Per @Anomie's comment this isn't caused by any change in Mediawiki code, and thus IMO shouldn't be a train blocker?

+1 from me.

This is creating log spam, that's why I've reported it. To resolve this, this error should not get logged. However that's done is fine with me.

WDoranWMF added a comment.EditedAug 27 2019, 12:54 PM

@zeljkofilipin Thanks, I can schedule this into our Clinic Duty to look into it further and reduce the log spam but since it's not a new error message caused by code changes but instead caused by a previously undiscovered bug, it does seem like it shouldn't be a train blocker in this instance. Is that reasonable?

hashar added a subscriber: hashar.EditedAug 27 2019, 1:51 PM

From the HHVM documentation:

hhvm.resource_limit.serialization_size_limitint2146435072 (~2 MB)The maximum size of a serialized string.

Whereas in Zend PHP IIRC there is no limit. I guess MediaWiki could learn to avoid saving in the cache objects which are way too large.

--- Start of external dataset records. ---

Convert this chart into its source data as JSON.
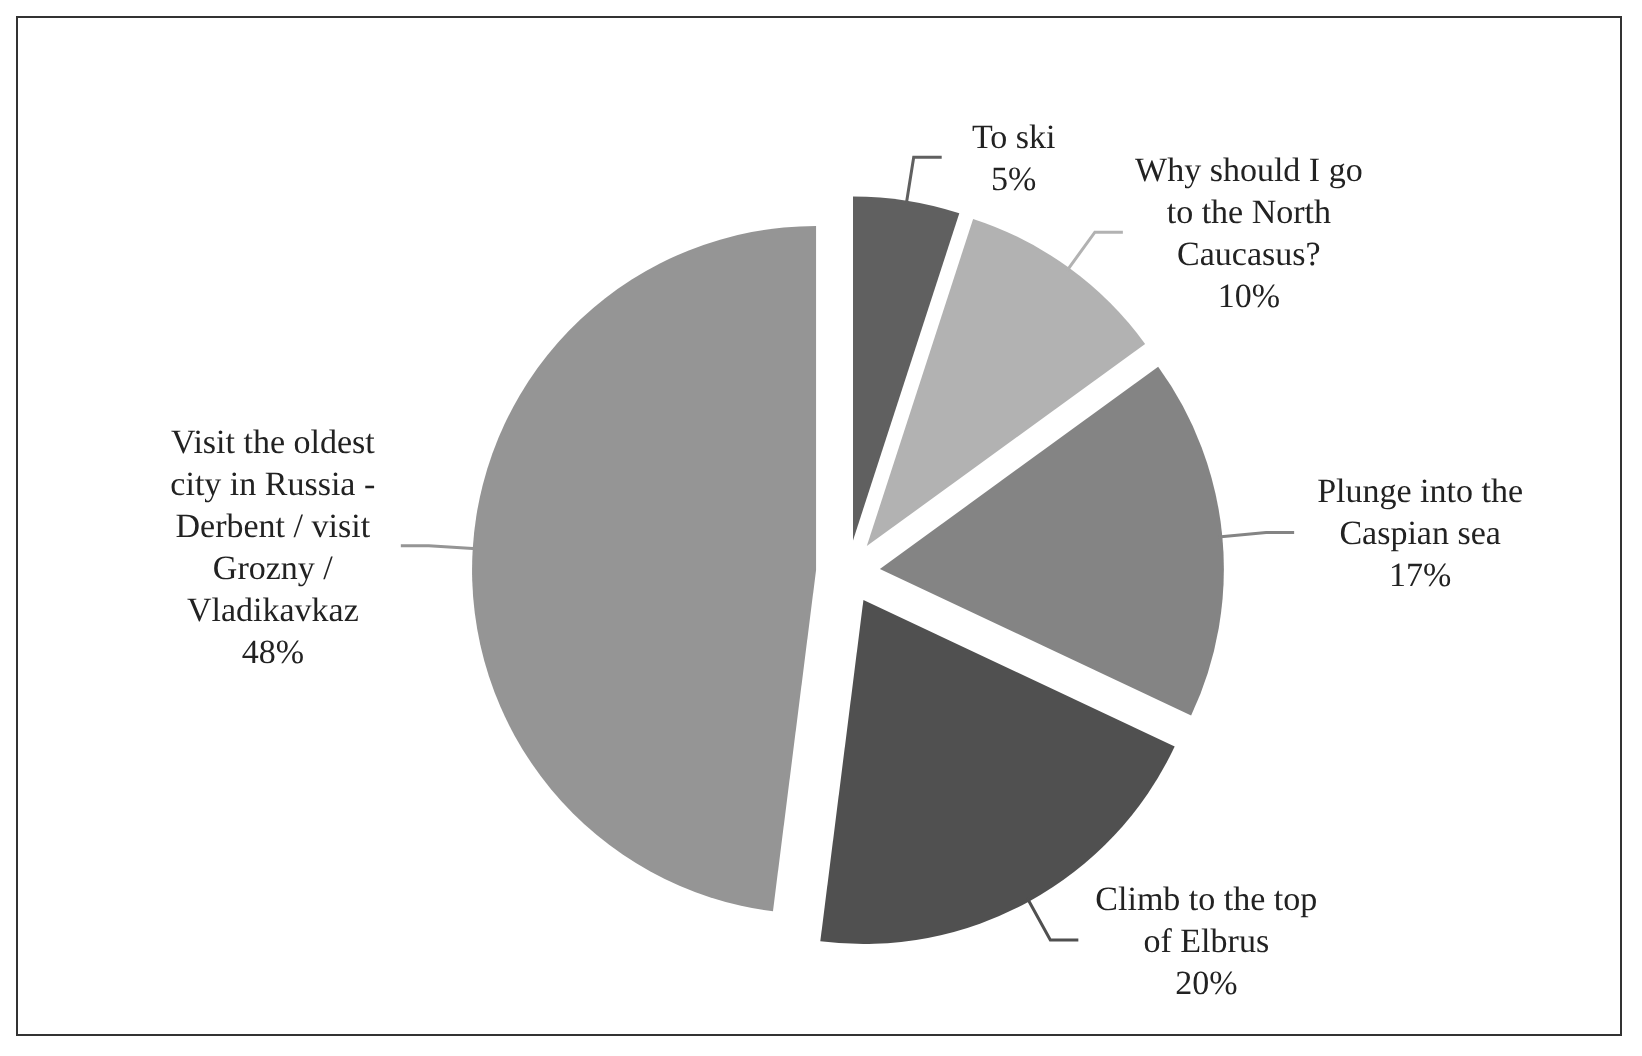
{
  "chart_data": {
    "type": "pie",
    "categories": [
      "To ski",
      "Why should I go to the North Caucasus?",
      "Plunge into the Caspian sea",
      "Climb to the top of Elbrus",
      "Visit the oldest city in Russia - Derbent / visit Grozny / Vladikavkaz"
    ],
    "values": [
      5,
      10,
      17,
      20,
      48
    ],
    "value_labels": [
      "5%",
      "10%",
      "17%",
      "20%",
      "48%"
    ],
    "colors": [
      "#606060",
      "#b2b2b2",
      "#848484",
      "#505050",
      "#959595"
    ]
  }
}
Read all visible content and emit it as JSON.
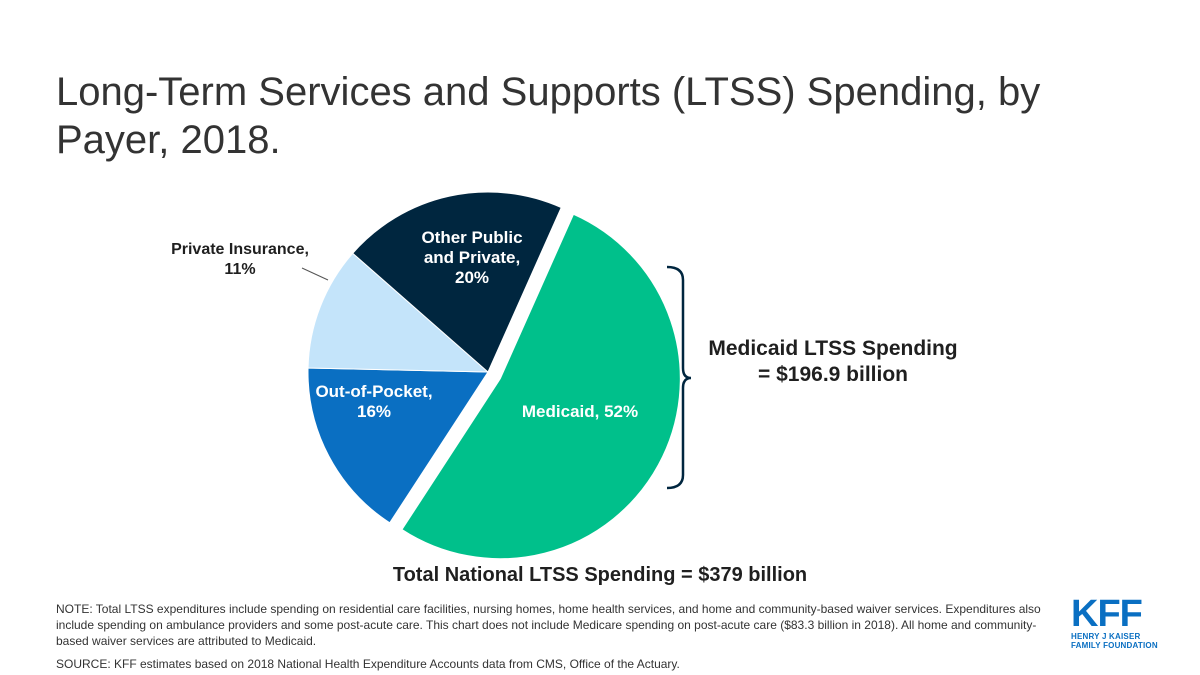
{
  "title": "Long-Term Services and Supports (LTSS) Spending, by Payer, 2018.",
  "chart_data": {
    "type": "pie",
    "title": "Long-Term Services and Supports (LTSS) Spending, by Payer, 2018.",
    "slices": [
      {
        "name": "Medicaid",
        "value": 52,
        "label": "Medicaid, 52%",
        "color": "#00c08b",
        "exploded": true
      },
      {
        "name": "Out-of-Pocket",
        "value": 16,
        "label": "Out-of-Pocket,\n16%",
        "color": "#0a6fc2",
        "exploded": false
      },
      {
        "name": "Private Insurance",
        "value": 11,
        "label": "Private Insurance,\n11%",
        "color": "#c4e4fa",
        "exploded": false
      },
      {
        "name": "Other Public and Private",
        "value": 20,
        "label": "Other Public\nand Private,\n20%",
        "color": "#00263f",
        "exploded": false
      }
    ],
    "callout": {
      "line1": "Medicaid LTSS Spending",
      "line2": "= $196.9 billion"
    },
    "total": "Total National LTSS Spending = $379 billion"
  },
  "note": "NOTE: Total LTSS expenditures include spending on residential care facilities, nursing homes, home health services, and home and community-based waiver services. Expenditures also include spending on ambulance providers and some post-acute care. This chart does not include Medicare spending on post-acute care ($83.3 billion in 2018). All home and community-based waiver services are attributed to Medicaid.",
  "source": "SOURCE: KFF estimates based on 2018 National Health Expenditure Accounts data from CMS, Office of the Actuary.",
  "logo": {
    "mark": "KFF",
    "line1": "HENRY J KAISER",
    "line2": "FAMILY FOUNDATION"
  },
  "colors": {
    "bracket": "#00263f",
    "leader": "#555555"
  }
}
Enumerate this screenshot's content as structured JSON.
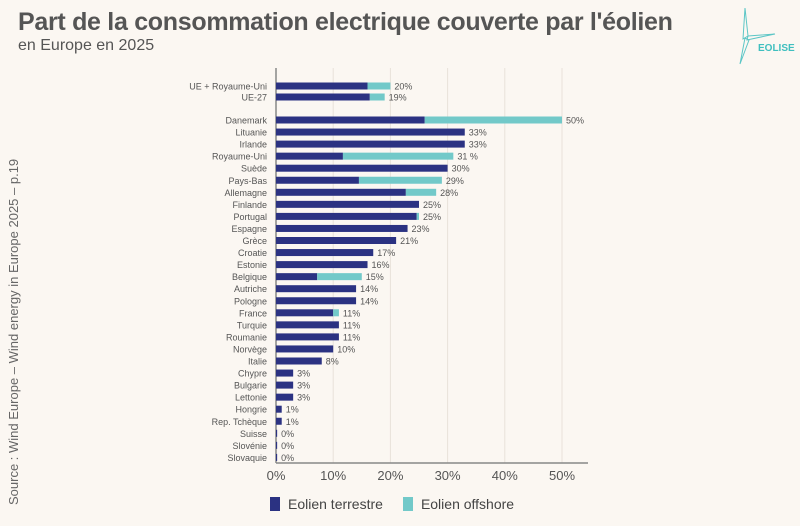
{
  "title": "Part de la consommation electrique couverte par l'éolien",
  "subtitle": "en Europe en 2025",
  "logo_text": "EOLISE",
  "source": "Source :  Wind Europe – Wind energy in Europe 2025 – p.19",
  "colors": {
    "onshore": "#2b3282",
    "offshore": "#72c9c9",
    "background": "#fbf7f2"
  },
  "chart_data": {
    "type": "bar",
    "orientation": "horizontal",
    "stacked": true,
    "xlim": [
      0,
      55
    ],
    "x_ticks": [
      "0%",
      "10%",
      "20%",
      "30%",
      "40%",
      "50%"
    ],
    "grid": true,
    "legend_position": "bottom",
    "categories": [
      "UE + Royaume-Uni",
      "UE-27",
      "Danemark",
      "Lituanie",
      "Irlande",
      "Royaume-Uni",
      "Suède",
      "Pays-Bas",
      "Allemagne",
      "Finlande",
      "Portugal",
      "Espagne",
      "Grèce",
      "Croatie",
      "Estonie",
      "Belgique",
      "Autriche",
      "Pologne",
      "France",
      "Turquie",
      "Roumanie",
      "Norvège",
      "Italie",
      "Chypre",
      "Bulgarie",
      "Lettonie",
      "Hongrie",
      "Rep. Tchèque",
      "Suisse",
      "Slovénie",
      "Slovaquie"
    ],
    "series": [
      {
        "name": "Eolien terrestre",
        "values": [
          16,
          16.4,
          26,
          33,
          33,
          11.7,
          30,
          14.5,
          22.7,
          25,
          24.6,
          23,
          21,
          17,
          16,
          7.2,
          14,
          14,
          10,
          11,
          11,
          10,
          8,
          3,
          3,
          3,
          1,
          1,
          0.2,
          0.2,
          0.2
        ]
      },
      {
        "name": "Eolien offshore",
        "values": [
          4,
          2.6,
          24,
          0,
          0,
          19.3,
          0,
          14.5,
          5.3,
          0,
          0.4,
          0,
          0,
          0,
          0,
          7.8,
          0,
          0,
          1,
          0,
          0,
          0,
          0,
          0,
          0,
          0,
          0,
          0,
          0,
          0,
          0
        ]
      }
    ],
    "data_labels": [
      "20%",
      "19%",
      "50%",
      "33%",
      "33%",
      "31 %",
      "30%",
      "29%",
      "28%",
      "25%",
      "25%",
      "23%",
      "21%",
      "17%",
      "16%",
      "15%",
      "14%",
      "14%",
      "11%",
      "11%",
      "11%",
      "10%",
      "8%",
      "3%",
      "3%",
      "3%",
      "1%",
      "1%",
      "0%",
      "0%",
      "0%"
    ]
  }
}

I am not sure though why the error suddenly surfaces though :(

Regardless that does not seem to be a blocker for the train.

Great, thanks, I'll move this into our Clinic Duty

WDoranWMF lowered the priority of this task from Unbreak Now! to Medium.Aug 27 2019, 2:18 PM
mmodell changed the subtype of this task from "Task" to "Production Error".Aug 28 2019, 11:06 PM

We have largely migrated to PHP7.2 which does not seem to have a serialization size limit. HHVM had:

hhvm.resource_limit.serialization_size_limitint2146435072 (~2 MB)

Which also mean that previously we would never store a serialized object larger than 2MBytes but PHP 7.2 support would. That might eventually cause caches to hold objects which are way too large.

Krinkle removed a project: MediaWiki-Cache.EditedOct 9 2019, 7:43 PM

(Untagging MediaWiki-Cache as it does not appear to be an issue with the objectcache library.)

Anomie closed this task as Resolved.Oct 9 2019, 8:03 PM

This should be gone now due to T176370, we no longer use HHVM so its limitation on length for serialized string values should no longer cause a problem.